The solution is of course relatively simple, though extremely difficult for a society to institute over long periods of time.  That solution is to simply make sure that society is able to tax and regulate the powerful so that they stay within bounds without imposing burdens on them so heavy that they are brought down to the level of the weak.  This is difficult because the powerful have consistently been successful at promoting ideologies and concepts that argue that they should be left free of restrictions by society (whether medieval ideas of a divine order of society, ideas of meritocratic selection, or ideas about the outsize economic contributions of the rich).  Overcoming these ideologies is extremely difficult to do without falling into the kind of destructive populism that brought down Athens, the Roman Republic, the ancien regime in France, and the Russian Empire.  I think this difficulty is fairly widely recognized but too little talked about.  Reigning in the powerful so that their talents, and the structural benefits of their social position ( for instance bankers fill a needed role whether or not the individuals possessing the money actually have any merit as individuals, which isn't to say that many don't possess merit just that they'll still make huge profits simply by value of possessing capital whatever their merit as individuals), contribute to society without tipping over into socially destructive populism is the careful, and fragile, balance that all societies must make to remain successful.  I tend to believe the best way to do this is through something of a system of checks and balances by keeping revenue streams diverse and not favoring any specific type of income or specific areas of development and investment.  Also types of power need to be distributed and kept distinct, those with power through wealth should not have too much influence on politics and those with political power should face obstacles in transferring this power into wealth.  Regarding all power as essentially similar is a major danger sign and a red flag that society may be heading in a direction that will either weaken in its ability to curb the powerful or that it will impose restrictions that will ruin the powerful and eventually the state.

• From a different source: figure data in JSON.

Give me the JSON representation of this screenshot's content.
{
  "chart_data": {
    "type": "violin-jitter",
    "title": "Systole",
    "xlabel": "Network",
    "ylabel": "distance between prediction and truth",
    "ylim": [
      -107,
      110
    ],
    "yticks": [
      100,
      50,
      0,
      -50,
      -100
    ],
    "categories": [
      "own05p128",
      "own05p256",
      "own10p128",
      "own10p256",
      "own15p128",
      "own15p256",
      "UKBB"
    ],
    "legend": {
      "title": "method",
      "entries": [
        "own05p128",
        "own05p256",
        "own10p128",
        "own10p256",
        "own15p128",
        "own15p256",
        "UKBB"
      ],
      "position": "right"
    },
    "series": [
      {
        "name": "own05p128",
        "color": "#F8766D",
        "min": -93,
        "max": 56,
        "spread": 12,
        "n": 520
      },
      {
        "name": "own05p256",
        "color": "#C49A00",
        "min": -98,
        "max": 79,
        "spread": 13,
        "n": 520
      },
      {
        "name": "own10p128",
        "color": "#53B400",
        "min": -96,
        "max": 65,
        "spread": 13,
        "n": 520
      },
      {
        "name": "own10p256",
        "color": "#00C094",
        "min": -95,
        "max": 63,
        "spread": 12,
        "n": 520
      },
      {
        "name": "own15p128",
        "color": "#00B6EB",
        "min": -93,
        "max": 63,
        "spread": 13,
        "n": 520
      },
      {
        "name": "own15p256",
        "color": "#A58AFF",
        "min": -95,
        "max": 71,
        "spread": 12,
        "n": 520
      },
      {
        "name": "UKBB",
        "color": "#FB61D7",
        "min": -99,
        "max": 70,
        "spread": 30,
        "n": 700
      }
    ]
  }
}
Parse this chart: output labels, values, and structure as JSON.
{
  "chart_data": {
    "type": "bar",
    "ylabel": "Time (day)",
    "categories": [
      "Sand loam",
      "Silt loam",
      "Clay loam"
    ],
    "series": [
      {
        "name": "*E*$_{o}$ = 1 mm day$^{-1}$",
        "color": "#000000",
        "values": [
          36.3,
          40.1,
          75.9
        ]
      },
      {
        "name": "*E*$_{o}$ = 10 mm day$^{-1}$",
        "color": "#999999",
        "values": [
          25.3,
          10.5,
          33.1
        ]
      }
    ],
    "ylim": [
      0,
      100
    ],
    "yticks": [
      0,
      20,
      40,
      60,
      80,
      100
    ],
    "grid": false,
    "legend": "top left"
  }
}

[To put this entire post in a much simpler and more concise saying; the powerful in any society will argue that they fulfill a role so essential to society that they should receive favorable treatment and the weak in any society will argue that the basic unfairness of their weakness means the powerful should be brought down and they should be granted the spoils.  Societies must tell both groups to go to hell if they wish to survive.  It's not enough but it's a minimal condition.]